I very much respect the idea of data reduction and summarizing the information from any particular study without prejudice, but if I have to make a decision or a scientific inference, then I see no reason to rely on whatever small dataset happens to be in my viewer right now.
In that sense, I think it would be helpful to separate “the information in a dataset” from “one’s best inference after having seen the data.” If people want to give pure data summaries with no prior, that’s fine. But when they jump to making generalizable statements about the world, I don’t see it. That was the problem, for example, with that paper about the sexes of the children of beautiful and ugly parents. No matter how kosher the data summary was (and, actually, in that case the published analysis had problems even as a classical data summary), the punchline of the paper was a generalization about the population—an inference.
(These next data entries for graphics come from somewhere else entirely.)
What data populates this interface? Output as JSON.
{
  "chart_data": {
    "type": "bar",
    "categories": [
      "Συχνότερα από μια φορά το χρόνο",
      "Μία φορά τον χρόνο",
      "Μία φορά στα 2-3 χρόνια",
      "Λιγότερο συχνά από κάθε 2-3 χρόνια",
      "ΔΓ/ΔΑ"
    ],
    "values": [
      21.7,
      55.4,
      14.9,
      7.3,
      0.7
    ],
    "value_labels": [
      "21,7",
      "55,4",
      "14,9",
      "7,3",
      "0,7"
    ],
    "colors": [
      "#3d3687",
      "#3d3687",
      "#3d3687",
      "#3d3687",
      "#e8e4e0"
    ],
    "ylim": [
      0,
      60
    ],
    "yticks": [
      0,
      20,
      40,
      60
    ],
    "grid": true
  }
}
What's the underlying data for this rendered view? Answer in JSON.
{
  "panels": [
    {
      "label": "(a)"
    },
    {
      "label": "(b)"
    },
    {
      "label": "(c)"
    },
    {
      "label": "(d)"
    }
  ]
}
And, there, yes, the scientific literature on sex ratios was indeed much more informative than one particular survey of 3000 people.
Similarly with Nate Silver’s analysis. Any given poll might be conducted impeccably. Still, there’s a lot more information in the mass of polls than in any single survey. So, to the extent that “Bayesian” is associated with using additional information rather than relying on a single dataset, I see why Nate is happy to associate himself with that label.
To put it another way: to the non-Bayesian, a Bayesian is someone who pollutes clean data with a subjective prior distribution. But, to the Bayesian, a classical statistician is someone who arbitrarily partitions all the available information into something called “the data” which can be analyzed and something called “prior information” which is off limits. Again, I see that this can be a useful principle for creating data summaries (each polling organization can report its own numbers based on its own data) but it doesn’t make a lot of sense to me if the goal is decision making or scientific inference.